她指尖夾著一張符箓,行走在陰間路上黑漆漆的一片,會時不時響起詭異的笑聲和哭聲,還有一些不該存在的誘惑。
這條路她走了很多次,每次在路上都是空蕩蕩的。
“小樂川,你終于長大了。”
一道熟悉的聲音響起,她忽而頓住腳步,眼睛閉了閉,再度睜開時眼底紅了幾分。
齊九九回頭。
那人穿著紅色大褂,戴著藏藍色的圍巾,分明就是儒雅又隨和的齊八爺,他背著一只手慈祥的笑了笑。
齊九九瞇眼,試圖看出點什麼,一只鬼而已還能模仿出幾分相像?
齊樂川的手都微微顫抖,分明知道那是假的,但這一瞬間心底叫囂著讓她回頭看一眼,就一眼......
她微微轉身。
齊九九按住了她的肩膀,朝她搖頭。
她深吸一口氣,終是回頭看了那一眼,是年輕時候的齊八爺,一身大褂,兩袖清風,眸子溫柔又寵溺。

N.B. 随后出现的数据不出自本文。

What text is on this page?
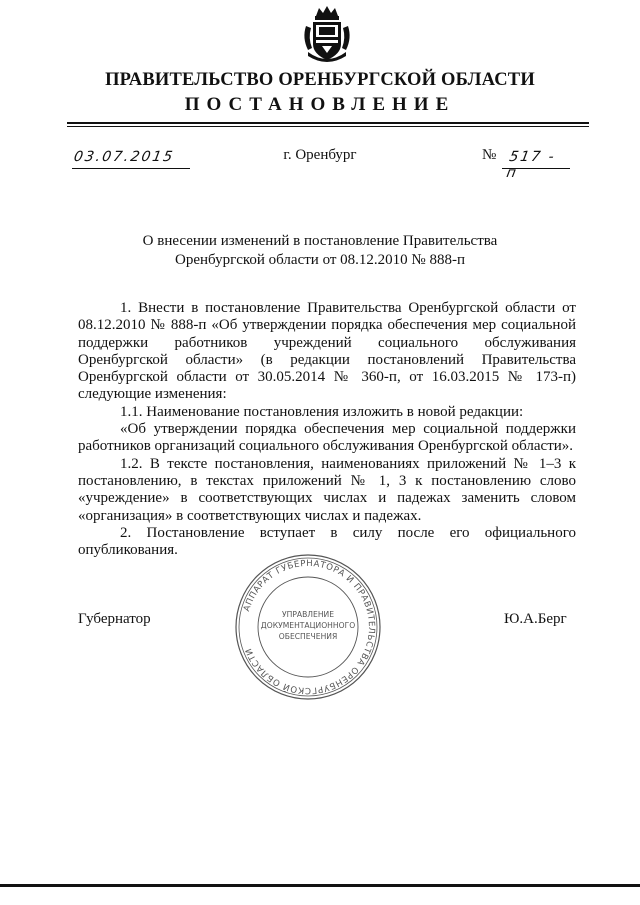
ПРАВИТЕЛЬСТВО ОРЕНБУРГСКОЙ ОБЛАСТИ
ПОСТАНОВЛЕНИЕ
03.07.2015	г. Оренбург	№ 517 - п
О внесении изменений в постановление Правительства
Оренбургской области от 08.12.2010 № 888-п

1. Внести в постановление Правительства Оренбургской области от 08.12.2010 № 888-п «Об утверждении порядка обеспечения мер социальной поддержки работников учреждений социального обслуживания Оренбургской области» (в редакции постановлений Правительства Оренбургской области от 30.05.2014 № 360-п, от 16.03.2015 № 173-п) следующие изменения:

1.1. Наименование постановления изложить в новой редакции:

«Об утверждении порядка обеспечения мер социальной поддержки работников организаций социального обслуживания Оренбургской области».

1.2. В тексте постановления, наименованиях приложений № 1–3 к постановлению, в текстах приложений № 1, 3 к постановлению слово «учреждение» в соответствующих числах и падежах заменить словом «организация» в соответствующих числах и падежах.

2. Постановление вступает в силу после его официального опубликования.

Губернатор	Ю.А.Берг
АППАРАТ ГУБЕРНАТОРА И ПРАВИТЕЛЬСТВА ОРЕНБУРГСКОЙ ОБЛАСТИ
УПРАВЛЕНИЕ
ДОКУМЕНТАЦИОННОГО
ОБЕСПЕЧЕНИЯ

他說,“很久不見了,小家伙不要忘記佛爺告訴過你的,心狠才能成就大事,莫要學了我。”
這和齊八爺平時說的話,可是反著來的。
忽而一陣陰風吹過,齊八爺那張俊臉就變成了一個滿身血痕的無臉鬼。
剛上來的情緒被打斷,齊樂川眸色暗淡幾分,抬手拔掉了挽發的靈木簪,微微上抬,一道幽藍色的光朝無臉鬼打了過去。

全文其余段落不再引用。